Sixty-five (80%) of the 81 included meta-analyses were judged to have evidence of small study effects (Appendix 5). Sixty-four meta-analyses included three or more studies and were eligible for further assessment through Egger’s test for asymmetry(22). Thirty-seven (58%) of these 64 meta-analyses yielded significant p-values (p<0.10). However only 24 (30%) meta-analyses included ten or more individual studies, a cut off required to give Egger’s sufficient power(31,32). Twenty-one (88%) of the 24 meta-analyses including 10 of more individual studies yielded a significant Egger’s test (79%), indicating funnel plot asymmetry(30).
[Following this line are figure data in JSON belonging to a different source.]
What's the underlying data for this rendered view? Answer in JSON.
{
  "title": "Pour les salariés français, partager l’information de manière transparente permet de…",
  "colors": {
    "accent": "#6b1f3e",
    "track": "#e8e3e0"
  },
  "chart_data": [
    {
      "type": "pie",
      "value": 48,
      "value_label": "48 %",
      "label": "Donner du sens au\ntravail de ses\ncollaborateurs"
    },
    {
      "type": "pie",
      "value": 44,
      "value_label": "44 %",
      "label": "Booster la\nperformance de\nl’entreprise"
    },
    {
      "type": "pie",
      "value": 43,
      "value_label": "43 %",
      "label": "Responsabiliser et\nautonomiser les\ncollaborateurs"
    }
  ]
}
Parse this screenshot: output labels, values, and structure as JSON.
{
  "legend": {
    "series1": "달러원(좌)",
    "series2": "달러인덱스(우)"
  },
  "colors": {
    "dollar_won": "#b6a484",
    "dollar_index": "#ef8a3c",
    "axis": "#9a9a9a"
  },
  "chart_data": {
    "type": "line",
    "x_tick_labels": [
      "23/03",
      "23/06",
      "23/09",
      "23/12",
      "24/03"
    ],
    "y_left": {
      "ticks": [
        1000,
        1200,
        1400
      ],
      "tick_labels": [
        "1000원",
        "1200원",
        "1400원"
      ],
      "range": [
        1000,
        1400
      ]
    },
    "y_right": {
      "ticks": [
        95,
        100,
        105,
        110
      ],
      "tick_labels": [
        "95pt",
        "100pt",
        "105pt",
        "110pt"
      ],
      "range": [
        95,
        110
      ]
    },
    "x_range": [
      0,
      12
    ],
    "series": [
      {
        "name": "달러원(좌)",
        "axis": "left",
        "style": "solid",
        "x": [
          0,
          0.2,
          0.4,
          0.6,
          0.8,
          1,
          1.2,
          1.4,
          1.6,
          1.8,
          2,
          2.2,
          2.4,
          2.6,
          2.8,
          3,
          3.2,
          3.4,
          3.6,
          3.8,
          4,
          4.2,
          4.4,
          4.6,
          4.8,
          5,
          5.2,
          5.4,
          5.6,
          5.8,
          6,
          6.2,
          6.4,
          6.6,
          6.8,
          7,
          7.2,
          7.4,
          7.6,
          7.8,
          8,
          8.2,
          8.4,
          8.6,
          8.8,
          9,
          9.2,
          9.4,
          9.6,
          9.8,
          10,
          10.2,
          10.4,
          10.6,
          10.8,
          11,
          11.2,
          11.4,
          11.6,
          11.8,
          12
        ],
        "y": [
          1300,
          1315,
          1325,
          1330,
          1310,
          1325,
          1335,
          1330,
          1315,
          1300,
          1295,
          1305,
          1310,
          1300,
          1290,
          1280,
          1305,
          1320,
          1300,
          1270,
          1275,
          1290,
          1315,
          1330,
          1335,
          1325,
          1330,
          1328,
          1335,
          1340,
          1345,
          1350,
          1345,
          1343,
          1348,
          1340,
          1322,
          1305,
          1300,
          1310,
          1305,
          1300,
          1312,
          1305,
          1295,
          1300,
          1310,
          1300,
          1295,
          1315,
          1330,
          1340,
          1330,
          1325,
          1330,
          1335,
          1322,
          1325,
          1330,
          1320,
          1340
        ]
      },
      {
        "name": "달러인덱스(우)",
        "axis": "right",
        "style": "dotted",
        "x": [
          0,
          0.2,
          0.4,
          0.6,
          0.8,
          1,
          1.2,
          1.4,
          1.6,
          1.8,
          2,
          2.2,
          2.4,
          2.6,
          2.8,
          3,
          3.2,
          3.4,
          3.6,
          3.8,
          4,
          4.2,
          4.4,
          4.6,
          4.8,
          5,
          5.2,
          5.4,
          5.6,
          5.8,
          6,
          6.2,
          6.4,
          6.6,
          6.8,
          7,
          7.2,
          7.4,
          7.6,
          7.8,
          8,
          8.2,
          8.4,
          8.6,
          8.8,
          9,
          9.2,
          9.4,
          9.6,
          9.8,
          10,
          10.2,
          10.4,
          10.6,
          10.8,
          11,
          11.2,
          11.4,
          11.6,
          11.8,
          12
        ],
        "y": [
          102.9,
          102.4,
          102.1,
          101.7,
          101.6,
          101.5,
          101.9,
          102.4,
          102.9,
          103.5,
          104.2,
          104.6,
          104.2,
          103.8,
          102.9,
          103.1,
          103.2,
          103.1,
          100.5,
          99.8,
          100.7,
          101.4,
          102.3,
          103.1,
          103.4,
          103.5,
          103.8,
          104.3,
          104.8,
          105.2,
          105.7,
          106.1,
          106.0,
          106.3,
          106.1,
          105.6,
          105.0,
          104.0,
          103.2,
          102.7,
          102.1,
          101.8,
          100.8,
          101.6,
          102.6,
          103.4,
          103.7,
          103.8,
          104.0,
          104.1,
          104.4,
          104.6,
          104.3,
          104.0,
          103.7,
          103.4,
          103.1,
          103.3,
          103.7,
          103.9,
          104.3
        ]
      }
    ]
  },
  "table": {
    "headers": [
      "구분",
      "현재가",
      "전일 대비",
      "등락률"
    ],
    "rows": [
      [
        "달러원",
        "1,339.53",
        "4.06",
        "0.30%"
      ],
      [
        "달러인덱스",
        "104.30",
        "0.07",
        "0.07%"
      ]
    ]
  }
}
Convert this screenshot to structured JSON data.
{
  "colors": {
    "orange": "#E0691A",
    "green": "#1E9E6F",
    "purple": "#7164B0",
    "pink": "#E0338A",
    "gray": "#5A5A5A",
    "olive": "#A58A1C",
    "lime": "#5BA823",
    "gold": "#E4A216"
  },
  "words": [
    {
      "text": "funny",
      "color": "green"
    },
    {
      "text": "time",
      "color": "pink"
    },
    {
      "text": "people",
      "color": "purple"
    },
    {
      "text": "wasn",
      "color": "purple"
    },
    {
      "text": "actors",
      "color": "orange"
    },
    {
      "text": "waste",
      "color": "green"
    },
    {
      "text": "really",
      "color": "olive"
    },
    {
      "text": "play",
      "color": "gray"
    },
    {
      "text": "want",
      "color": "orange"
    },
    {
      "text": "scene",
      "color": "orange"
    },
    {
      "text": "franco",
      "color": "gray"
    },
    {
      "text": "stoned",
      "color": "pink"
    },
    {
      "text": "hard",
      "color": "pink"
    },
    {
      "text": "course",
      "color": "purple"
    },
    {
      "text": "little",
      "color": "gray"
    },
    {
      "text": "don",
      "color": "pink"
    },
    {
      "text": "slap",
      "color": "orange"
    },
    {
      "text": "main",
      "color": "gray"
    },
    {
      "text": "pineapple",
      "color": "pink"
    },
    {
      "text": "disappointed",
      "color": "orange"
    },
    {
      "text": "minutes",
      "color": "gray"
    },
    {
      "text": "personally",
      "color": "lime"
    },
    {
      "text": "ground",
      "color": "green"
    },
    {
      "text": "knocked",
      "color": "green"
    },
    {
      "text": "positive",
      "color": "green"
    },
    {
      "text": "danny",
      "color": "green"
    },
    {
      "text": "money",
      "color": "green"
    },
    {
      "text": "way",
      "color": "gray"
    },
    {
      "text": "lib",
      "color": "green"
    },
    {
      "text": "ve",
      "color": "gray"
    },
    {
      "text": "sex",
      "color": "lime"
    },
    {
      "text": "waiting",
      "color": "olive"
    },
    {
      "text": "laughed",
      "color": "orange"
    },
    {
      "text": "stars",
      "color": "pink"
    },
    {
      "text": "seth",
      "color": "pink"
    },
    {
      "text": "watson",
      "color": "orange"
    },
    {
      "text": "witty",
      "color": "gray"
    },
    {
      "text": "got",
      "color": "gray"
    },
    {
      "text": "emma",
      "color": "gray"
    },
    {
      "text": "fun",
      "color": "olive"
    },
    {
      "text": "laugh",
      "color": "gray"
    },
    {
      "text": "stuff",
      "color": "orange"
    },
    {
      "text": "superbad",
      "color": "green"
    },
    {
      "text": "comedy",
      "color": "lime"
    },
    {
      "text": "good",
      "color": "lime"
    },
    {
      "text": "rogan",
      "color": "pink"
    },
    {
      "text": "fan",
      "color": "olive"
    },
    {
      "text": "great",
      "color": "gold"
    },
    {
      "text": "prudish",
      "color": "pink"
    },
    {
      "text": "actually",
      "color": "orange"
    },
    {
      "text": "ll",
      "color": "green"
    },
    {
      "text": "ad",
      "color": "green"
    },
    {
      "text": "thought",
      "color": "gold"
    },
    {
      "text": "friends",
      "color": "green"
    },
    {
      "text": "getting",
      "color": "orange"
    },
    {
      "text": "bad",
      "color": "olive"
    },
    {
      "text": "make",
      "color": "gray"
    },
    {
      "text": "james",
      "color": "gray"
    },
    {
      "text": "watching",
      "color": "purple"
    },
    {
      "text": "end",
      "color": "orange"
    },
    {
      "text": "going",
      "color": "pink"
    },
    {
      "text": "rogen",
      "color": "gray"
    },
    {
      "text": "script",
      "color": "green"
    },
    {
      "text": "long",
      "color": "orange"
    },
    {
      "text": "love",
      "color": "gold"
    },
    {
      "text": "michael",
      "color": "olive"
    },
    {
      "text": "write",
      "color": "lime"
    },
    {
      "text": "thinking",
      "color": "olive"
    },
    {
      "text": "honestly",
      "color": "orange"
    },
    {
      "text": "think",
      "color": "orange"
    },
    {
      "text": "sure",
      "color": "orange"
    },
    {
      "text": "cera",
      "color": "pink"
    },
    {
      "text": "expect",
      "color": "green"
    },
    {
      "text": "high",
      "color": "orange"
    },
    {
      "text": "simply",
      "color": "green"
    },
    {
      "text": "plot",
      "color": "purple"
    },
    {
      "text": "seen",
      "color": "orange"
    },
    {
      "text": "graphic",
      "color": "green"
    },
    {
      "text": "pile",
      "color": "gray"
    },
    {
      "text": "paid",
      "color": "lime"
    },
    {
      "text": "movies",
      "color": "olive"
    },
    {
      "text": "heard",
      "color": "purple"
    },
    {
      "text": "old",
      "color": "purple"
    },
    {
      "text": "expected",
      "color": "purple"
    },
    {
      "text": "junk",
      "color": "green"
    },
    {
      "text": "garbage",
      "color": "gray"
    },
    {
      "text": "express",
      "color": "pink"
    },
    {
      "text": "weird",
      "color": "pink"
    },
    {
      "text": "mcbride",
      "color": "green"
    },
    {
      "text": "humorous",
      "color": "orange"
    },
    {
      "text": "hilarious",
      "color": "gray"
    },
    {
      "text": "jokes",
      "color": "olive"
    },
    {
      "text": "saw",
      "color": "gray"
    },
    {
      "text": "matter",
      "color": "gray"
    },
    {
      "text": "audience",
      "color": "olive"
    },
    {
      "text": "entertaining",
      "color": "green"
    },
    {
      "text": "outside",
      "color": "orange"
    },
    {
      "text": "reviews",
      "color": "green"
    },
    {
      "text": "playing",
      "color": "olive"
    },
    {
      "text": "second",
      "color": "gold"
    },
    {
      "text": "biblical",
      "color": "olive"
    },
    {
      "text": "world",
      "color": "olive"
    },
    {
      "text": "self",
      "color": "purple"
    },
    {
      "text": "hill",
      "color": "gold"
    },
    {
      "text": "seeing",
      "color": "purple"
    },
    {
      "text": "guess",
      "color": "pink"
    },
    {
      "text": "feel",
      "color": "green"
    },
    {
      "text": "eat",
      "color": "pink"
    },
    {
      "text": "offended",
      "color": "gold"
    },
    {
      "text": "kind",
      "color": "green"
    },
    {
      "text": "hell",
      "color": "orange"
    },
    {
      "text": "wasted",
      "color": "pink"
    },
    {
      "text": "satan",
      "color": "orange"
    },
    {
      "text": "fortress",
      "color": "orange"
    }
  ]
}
Forty meta-analyses analysed between three and nine studies and Egger’s test was significant (p<0.1) in 16 of these (40%). In 11 of the remaining 24 meta-analyses (46%), the summary effects estimate from the random effects model was larger than the point estimate of the largest study and they were considered to have evidence of small study effects.

Excess significance

Seventeen meta-analyses (21%) showed evidence of excess significance bias according to the TES when the effect size of the largest included study was utilised as an estimate of true effect size (Appendix 6). When the fixed summary effect sizes were utilised as an estimation of true effect size, fifteen meta-analyses (16%) showed evidence of excess significance. No meta-analyses showed evidence when the random summary effect sizes were used.